3.  **Interpret Results**:
    * **Processed Data Head**: Shows the first few rows of your data after binarization. Check if `_Dissatisfied` and `_Failed` columns look correct.
    * **Shapley Values**: Lists each feature and its calculated Shapley value. Higher values indicate a greater contribution to the overall "Success" metric (Reach - Noise), meaning the feature is more important in distinguishing dissatisfied customers.
    * **Determining Key Dissatisfiers (Cumulative Analysis)**: This table shows the step-by-step process of adding features (ordered by Shapley value) to a potential set of key dissatisfiers. It tracks the cumulative Reach, Noise, and Success of the set at each step.
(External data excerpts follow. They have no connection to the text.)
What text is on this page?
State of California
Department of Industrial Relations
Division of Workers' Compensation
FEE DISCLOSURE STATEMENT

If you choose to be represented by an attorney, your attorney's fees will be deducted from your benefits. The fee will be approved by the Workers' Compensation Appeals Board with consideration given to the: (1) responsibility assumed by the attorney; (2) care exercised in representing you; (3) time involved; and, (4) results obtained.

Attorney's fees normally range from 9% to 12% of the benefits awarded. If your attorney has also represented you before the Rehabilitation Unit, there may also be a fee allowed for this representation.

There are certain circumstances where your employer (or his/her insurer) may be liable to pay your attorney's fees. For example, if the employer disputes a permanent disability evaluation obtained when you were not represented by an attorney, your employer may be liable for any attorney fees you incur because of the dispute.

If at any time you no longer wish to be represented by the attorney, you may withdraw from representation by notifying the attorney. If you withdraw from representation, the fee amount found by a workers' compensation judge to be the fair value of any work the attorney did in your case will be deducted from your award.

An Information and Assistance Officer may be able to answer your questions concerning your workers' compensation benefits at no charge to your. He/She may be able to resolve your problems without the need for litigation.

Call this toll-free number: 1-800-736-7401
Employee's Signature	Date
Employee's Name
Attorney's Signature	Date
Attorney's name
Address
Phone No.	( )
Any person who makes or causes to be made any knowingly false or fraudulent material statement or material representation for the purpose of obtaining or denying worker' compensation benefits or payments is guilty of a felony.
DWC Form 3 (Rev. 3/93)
    * **Final Set of Key Dissatisfiers**: This is the primary output. It's the set of features that, when considered together, maximized the `Success = Reach - Noise` metric. These are the features your analysis suggests are the most critical drivers of dissatisfaction.

**Important Considerations:**
* **Computational Cost**: Calculating exact Shapley values is computationally intensive (factorial complexity with the number of features). For more than ~10-12 features, this script might become very slow. The original paper suggests sampling for larger datasets.
* **Data Quality**: The quality of your input data and the appropriateness of your thresholds significantly impact the results.
* **Definition of "Failure" and "Dissatisfaction"**: Carefully consider how you define these for your specific context. The thresholds directly influence the binarization and subsequent calculations.